• Colposcopy Procedure

    What is a Colposcopy?

    Colposcopy is a way to view your cervix, vaginal walls and vulva with equipment that can magnify the area. Like a microscope, the colposcope allows the doctor to see more than can be observed with the eye alone. 

    Why is it Ordered?

    When you have changes on your Pap test that could lead to cancer, a colposcopy allows the doctor to view the abnormal cells under magnification. Colposcopy may be performed to assess the following conditions or problems:

    • Bleeding
    • Cervicitis
    • Genital warts
    • Human Papilloma Virus (HPV)
    • Polyps

    Procedure Description

    Similar to a Pap test, you place your feet into stirrups and your doctor inserts a speculum into your vagina. A mild vinegar or iodine solution is applied to the area with the use of large cotton swabs so abnormal areas are easier to see with the colposcope. Biopsies of these areas are sometimes performed, in which a small sample is removed with special equipment. A sample from the cervical canal may also be taken (endocervical curettage). Biopsies are sent to the laboratory for evaluation.
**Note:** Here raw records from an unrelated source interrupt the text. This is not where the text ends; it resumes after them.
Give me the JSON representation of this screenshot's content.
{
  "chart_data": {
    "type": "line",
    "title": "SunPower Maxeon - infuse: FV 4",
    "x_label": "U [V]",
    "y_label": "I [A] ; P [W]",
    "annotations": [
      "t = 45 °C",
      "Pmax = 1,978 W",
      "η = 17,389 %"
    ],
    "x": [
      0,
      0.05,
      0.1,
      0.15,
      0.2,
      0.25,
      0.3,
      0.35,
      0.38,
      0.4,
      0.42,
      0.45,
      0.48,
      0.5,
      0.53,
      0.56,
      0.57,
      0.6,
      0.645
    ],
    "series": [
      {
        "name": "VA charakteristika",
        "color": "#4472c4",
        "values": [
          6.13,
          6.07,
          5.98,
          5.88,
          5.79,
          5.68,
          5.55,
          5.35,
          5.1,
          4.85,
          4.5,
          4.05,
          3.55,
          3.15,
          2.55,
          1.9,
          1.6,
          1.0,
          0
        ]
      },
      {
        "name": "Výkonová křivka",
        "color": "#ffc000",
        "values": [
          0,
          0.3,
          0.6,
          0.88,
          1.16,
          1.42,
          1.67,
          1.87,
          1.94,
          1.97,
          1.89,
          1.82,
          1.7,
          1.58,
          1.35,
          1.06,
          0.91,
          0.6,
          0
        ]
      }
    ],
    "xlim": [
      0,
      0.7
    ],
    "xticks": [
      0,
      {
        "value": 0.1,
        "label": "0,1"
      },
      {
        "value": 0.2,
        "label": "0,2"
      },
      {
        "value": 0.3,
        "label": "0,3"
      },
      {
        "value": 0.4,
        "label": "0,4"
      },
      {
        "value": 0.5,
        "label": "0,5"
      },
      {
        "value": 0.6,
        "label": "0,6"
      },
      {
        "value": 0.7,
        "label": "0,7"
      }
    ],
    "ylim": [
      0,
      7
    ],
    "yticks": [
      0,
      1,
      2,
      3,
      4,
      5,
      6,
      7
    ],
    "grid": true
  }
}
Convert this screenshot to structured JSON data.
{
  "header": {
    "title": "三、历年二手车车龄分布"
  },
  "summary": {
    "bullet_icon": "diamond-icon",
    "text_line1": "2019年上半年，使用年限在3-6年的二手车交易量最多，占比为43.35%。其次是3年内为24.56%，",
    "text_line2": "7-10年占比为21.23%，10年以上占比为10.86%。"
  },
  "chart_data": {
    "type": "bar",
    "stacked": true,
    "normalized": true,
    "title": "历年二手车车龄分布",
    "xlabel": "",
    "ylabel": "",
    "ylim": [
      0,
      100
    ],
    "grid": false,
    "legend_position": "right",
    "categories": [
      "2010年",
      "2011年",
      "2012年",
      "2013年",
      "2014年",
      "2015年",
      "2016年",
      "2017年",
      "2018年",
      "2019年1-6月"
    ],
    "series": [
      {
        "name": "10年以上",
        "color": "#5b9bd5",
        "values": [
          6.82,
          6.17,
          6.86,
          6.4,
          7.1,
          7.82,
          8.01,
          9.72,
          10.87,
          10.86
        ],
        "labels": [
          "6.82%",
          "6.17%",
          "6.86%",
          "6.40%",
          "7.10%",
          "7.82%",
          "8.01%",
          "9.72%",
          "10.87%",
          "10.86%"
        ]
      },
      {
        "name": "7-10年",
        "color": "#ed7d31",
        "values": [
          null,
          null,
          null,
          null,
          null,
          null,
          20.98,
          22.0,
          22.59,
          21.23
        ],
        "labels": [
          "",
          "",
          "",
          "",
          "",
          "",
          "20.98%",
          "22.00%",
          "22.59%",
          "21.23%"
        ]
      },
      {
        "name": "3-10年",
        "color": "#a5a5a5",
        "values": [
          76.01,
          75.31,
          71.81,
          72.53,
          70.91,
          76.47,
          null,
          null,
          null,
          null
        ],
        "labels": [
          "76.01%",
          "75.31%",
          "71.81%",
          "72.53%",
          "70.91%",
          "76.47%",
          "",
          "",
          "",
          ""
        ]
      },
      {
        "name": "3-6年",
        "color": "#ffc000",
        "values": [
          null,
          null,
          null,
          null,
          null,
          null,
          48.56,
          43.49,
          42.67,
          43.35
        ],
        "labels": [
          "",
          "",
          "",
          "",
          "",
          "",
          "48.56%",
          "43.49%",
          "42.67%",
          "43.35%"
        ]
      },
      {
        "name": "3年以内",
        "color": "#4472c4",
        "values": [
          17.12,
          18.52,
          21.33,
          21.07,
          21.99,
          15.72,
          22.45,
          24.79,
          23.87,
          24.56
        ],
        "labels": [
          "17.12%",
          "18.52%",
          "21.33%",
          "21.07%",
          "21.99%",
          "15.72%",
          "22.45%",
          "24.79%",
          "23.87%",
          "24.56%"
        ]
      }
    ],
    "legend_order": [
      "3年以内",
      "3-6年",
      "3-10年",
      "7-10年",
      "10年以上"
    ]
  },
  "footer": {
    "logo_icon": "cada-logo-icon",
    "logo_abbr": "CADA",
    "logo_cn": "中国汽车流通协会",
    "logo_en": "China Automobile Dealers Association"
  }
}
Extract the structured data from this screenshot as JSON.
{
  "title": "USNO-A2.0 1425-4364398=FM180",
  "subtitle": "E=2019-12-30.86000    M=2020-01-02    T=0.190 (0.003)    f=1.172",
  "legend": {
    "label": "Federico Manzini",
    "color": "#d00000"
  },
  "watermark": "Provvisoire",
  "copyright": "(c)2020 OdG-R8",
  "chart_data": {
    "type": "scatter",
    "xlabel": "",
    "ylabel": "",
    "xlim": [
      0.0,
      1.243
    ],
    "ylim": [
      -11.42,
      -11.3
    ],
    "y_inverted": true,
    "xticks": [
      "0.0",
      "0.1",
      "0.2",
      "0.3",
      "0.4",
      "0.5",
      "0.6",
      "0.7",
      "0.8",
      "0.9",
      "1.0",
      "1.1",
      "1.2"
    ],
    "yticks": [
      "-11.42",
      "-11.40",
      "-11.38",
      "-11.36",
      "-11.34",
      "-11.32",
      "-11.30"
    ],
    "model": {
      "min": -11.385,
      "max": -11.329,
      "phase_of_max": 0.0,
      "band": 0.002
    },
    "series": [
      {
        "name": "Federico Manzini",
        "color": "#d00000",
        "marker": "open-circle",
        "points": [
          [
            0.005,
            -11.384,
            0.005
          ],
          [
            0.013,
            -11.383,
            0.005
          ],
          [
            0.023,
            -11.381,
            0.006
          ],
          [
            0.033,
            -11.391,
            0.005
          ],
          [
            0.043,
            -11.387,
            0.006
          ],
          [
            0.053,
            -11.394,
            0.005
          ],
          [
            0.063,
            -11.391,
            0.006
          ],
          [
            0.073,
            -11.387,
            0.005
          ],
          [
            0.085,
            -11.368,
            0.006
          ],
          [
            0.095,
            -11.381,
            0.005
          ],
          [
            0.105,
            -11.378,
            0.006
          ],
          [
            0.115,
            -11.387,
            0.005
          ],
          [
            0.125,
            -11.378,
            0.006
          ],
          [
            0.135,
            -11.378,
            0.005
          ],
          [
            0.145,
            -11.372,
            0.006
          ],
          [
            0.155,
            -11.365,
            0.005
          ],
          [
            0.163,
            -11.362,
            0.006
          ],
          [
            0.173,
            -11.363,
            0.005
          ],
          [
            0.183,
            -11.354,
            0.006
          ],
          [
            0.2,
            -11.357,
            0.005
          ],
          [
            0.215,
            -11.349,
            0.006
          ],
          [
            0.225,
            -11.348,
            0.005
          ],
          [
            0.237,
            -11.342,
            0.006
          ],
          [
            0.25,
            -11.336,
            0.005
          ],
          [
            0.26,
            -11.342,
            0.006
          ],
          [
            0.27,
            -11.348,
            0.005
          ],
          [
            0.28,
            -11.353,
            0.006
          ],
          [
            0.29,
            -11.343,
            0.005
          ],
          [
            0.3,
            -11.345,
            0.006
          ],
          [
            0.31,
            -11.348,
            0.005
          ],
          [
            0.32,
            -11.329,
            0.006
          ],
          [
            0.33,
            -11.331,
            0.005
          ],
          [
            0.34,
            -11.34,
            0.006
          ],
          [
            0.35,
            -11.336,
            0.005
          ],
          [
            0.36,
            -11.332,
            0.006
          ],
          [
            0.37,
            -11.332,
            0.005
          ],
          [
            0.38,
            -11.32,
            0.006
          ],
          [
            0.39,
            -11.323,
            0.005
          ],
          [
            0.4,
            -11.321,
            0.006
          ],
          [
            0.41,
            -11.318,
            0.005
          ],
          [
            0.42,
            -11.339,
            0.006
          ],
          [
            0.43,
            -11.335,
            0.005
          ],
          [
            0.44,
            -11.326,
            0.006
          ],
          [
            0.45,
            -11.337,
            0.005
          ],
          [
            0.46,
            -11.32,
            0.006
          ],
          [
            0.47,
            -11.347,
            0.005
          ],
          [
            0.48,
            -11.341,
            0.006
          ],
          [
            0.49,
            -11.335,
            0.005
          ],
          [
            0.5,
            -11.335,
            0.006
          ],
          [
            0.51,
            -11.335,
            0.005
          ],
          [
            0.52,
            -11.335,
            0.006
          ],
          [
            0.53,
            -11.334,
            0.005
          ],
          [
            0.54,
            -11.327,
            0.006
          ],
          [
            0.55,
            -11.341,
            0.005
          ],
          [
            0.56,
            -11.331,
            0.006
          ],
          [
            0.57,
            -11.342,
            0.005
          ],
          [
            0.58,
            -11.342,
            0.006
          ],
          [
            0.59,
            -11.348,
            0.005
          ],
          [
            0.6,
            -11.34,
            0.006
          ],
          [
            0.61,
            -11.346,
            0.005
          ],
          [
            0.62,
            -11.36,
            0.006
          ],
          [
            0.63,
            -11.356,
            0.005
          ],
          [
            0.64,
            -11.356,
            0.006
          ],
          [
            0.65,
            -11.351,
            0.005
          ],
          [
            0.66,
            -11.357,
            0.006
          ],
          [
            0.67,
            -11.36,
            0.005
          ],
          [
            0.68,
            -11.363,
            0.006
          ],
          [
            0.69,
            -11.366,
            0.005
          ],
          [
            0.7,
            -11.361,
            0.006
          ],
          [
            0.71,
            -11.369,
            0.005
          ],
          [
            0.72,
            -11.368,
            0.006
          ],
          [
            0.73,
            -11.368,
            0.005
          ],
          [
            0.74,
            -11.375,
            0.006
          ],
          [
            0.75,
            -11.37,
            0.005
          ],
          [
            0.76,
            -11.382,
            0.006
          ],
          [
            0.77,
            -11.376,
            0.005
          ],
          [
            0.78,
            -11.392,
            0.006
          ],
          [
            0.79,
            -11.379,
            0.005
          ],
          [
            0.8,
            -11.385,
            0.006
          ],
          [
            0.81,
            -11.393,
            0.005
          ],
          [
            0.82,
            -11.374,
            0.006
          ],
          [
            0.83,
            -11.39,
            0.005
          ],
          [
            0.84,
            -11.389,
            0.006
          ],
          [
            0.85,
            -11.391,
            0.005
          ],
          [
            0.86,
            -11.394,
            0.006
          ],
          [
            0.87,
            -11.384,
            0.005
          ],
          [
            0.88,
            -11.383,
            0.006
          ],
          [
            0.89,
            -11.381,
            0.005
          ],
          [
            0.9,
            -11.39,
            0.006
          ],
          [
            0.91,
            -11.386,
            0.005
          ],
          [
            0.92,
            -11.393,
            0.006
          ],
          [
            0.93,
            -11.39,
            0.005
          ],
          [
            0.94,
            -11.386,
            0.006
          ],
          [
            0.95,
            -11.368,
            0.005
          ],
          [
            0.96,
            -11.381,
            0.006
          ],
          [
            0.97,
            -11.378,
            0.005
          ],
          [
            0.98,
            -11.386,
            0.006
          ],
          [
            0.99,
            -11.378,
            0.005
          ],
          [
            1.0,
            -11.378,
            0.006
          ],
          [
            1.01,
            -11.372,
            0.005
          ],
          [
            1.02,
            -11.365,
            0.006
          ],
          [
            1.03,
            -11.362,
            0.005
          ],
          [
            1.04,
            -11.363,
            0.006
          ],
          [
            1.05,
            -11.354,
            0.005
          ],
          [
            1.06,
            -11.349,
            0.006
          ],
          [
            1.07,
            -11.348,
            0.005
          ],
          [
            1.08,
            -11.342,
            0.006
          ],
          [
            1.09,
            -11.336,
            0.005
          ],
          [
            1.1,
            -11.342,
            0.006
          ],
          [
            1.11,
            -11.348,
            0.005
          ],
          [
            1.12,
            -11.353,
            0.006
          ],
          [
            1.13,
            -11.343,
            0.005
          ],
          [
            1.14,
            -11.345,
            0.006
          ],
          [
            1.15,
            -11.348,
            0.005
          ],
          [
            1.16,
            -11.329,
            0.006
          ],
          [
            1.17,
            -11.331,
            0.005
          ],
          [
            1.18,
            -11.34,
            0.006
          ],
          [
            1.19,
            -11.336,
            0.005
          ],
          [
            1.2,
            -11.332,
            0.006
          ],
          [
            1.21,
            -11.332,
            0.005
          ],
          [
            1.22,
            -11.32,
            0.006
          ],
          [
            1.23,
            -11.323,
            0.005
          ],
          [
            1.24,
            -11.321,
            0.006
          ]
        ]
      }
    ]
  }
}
    Following a colposcopy in which no biopsy is performed, you should feel fine right away, and normal activities may be resumed. If you have a colposcopy with a biopsy, you may feel crampy or sore. Your doctor may prescribe a mild analgesic, if necessary.

    What to Expect Following Colposcopy

    • Mild cramping
    • Slight vaginal bleeding
    • Thick, dark brown to black discharge due to the medicated paste used

    Your doctor will instruct you on your activity. Do not put anything in your vagina until permission is given.

    • Do not have sexual intercourse
    • Do not use tampons or insert other objects into your vagina
    • Do not douche

    Call your doctor if you experience any of the following:

    • Fever (greater than 100.3°F) or chills
    • Foul-smelling vaginal discharge
    • Heavy vaginal bleeding (using more than one full size sanitary napkin in an hour)
    • Severe abdominal pain

    Follow-up doctor’s visits will be scheduled to monitor your progress through Pap smears and further colposcopies.